18   Vicente   2012 May 28, 8:34am  

wthrfrk80 says

Didn't the plagues in Medieval Europe wipe out the economy as the population tanked?

The historians usually concluded that plagues led to the Renaissance. Various rationales through various lenses for this effect. One argument is that the suddenly shrunken agrarian and low-end labor pools could demand and receive better wages. Thus a suddenly richer (if smaller) labor class pumped economies by enforcing trickle-down. But how true is that conclusion? More research required.

19   MisdemeanorRebel   2012 May 29, 1:22am  

wthrfrk80 says

If history is any guide, not well. Didn't the plagues in Medieval Europe wipe out the economy as the population tanked?

Vicente says

One argument is that the suddenly shrunken agrarian and low-end labor pools could demand and receive better wages.

http://www.bbc.co.uk/history/british/middle_ages/blacksocial_01.shtml

There's a great account I read (not at above link) of the aftermath of the black death and how it played out at a British Monastery. The Abbot or Steward-Monk complaining about high labor costs, with peasants playing all the landlords against each other for better wages and becoming "uppity" in general, and how he had to finagle to find enough laborers to do various tasks.

20   freak80   2012 May 29, 1:25am  

Well that's one solution to low wages...a massive die-off!

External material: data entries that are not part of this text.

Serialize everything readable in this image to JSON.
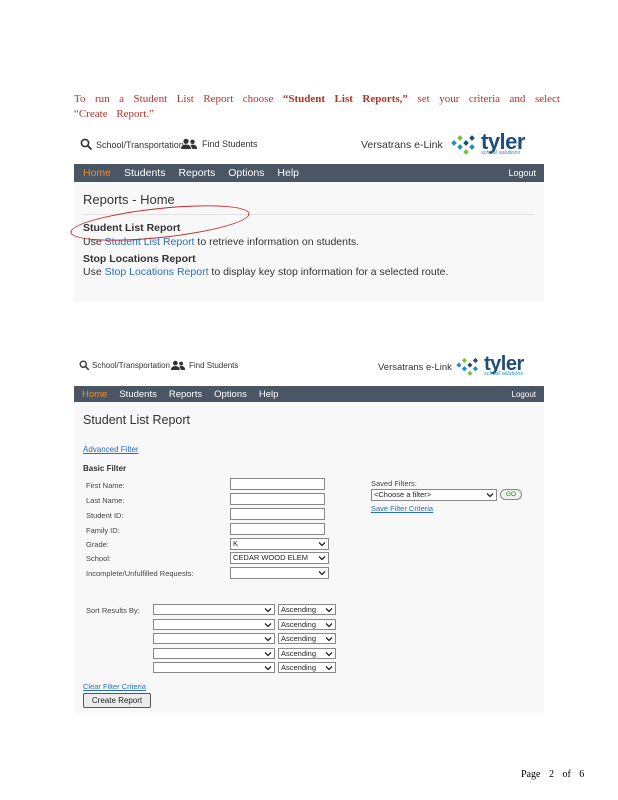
{
  "instruction": {
    "prefix": "To run a Student List Report choose ",
    "quoted": "“Student List Reports,”",
    "suffix": " set your criteria and select “Create Report.”"
  },
  "header": {
    "school_transportation": "School/Transportation",
    "find_students": "Find Students",
    "product_name": "Versatrans e-Link",
    "logo_word": "tyler",
    "logo_sub": "school solutions"
  },
  "nav": {
    "items": [
      "Home",
      "Students",
      "Reports",
      "Options",
      "Help"
    ],
    "logout": "Logout"
  },
  "reports_home": {
    "title": "Reports - Home",
    "student_list_heading": "Student List Report",
    "student_list_pre": "Use ",
    "student_list_link": "Student List Report",
    "student_list_post": " to retrieve information on students.",
    "stop_locations_heading": "Stop Locations Report",
    "stop_locations_pre": "Use ",
    "stop_locations_link": "Stop Locations Report",
    "stop_locations_post": " to display key stop information for a selected route."
  },
  "student_list": {
    "title": "Student List Report",
    "advanced_filter": "Advanced Filter",
    "basic_filter": "Basic Filter",
    "fields": {
      "first_name": "First Name:",
      "last_name": "Last Name:",
      "student_id": "Student ID:",
      "family_id": "Family ID:",
      "grade": "Grade:",
      "school": "School:",
      "incomplete": "Incomplete/Unfulfilled Requests:"
    },
    "grade_value": "K",
    "school_value": "CEDAR WOOD ELEM",
    "saved_filters_label": "Saved Filters:",
    "saved_filters_value": "<Choose a filter>",
    "go_label": "GO",
    "save_filter_criteria": "Save Filter Criteria",
    "sort_results_by": "Sort Results By:",
    "sort_order": [
      "Ascending",
      "Ascending",
      "Ascending",
      "Ascending",
      "Ascending"
    ],
    "clear_filter_criteria": "Clear Filter Criteria",
    "create_report": "Create Report"
  },
  "footer": {
    "page_label": "Page",
    "page_number": "2",
    "of_label": "of",
    "page_total": "6"
  }
}
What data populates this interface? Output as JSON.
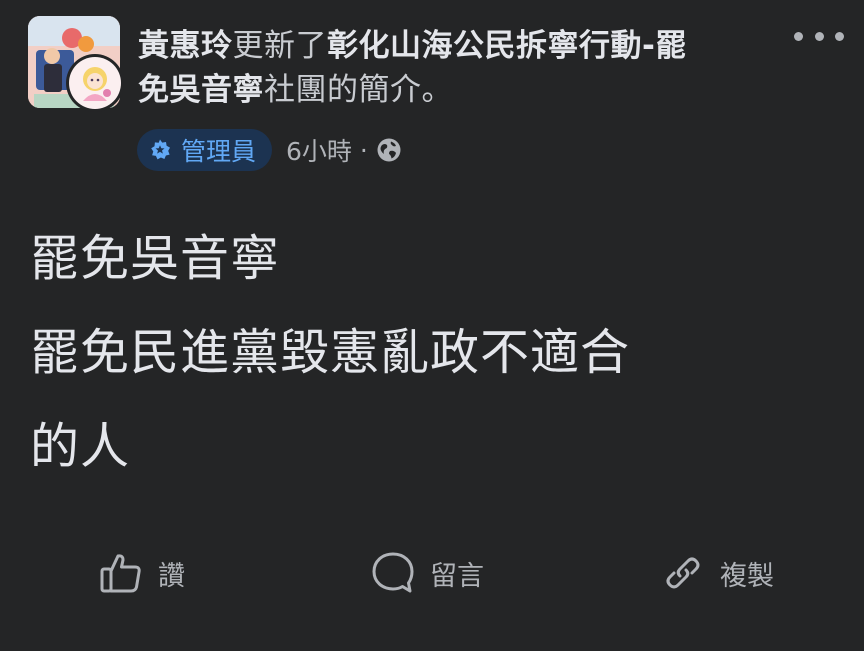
{
  "post": {
    "author": "黃惠玲",
    "action_text": "更新了",
    "group_name": "彰化山海公民拆寧行動-罷免吳音寧",
    "suffix_text": "社團的簡介。",
    "role_badge": "管理員",
    "timestamp": "6小時",
    "separator": "·",
    "privacy_icon": "globe-icon",
    "body_lines": [
      "罷免吳音寧",
      "罷免民進黨毀憲亂政不適合",
      "的人"
    ]
  },
  "actions": {
    "like_label": "讚",
    "comment_label": "留言",
    "copy_label": "複製"
  },
  "colors": {
    "background": "#242526",
    "primary_text": "#e4e6eb",
    "secondary_text": "#b0b3b8",
    "badge_background": "#1c3351",
    "badge_text": "#61a8f5"
  }
}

Hopefully it won't come to that...

21   Dan8267   2012 May 29, 7:52am  

thunderlips11 says

The Abbot or Steward-Monk complaining about high labor costs, with peasants playing all the landlords against each other for better wages and becoming "uppity" in general, and how he had to finagle to find enough laborers to do various tasks.

When the Black Death killed between a quarter and a third of the European population, the lack of peasants caused the slave wages to be replaced with real living wages. As a result, the lower 90% became prosperous and were able to start businesses of their own. They developed specialized trades.

This boom to the peasants is the most direct cause of the Resistance and Europe's climb out of the desolation of the Middle Ages. Rising wages for the masses is the best thing that ever happened in Western Civilization's history. Even the greedy ruling class benefited as the quality of life for even the rich in Middle Ages pales in comparison to the middle class today. But, of course, the ruling class does not have enough foresight to ever recognize this fact.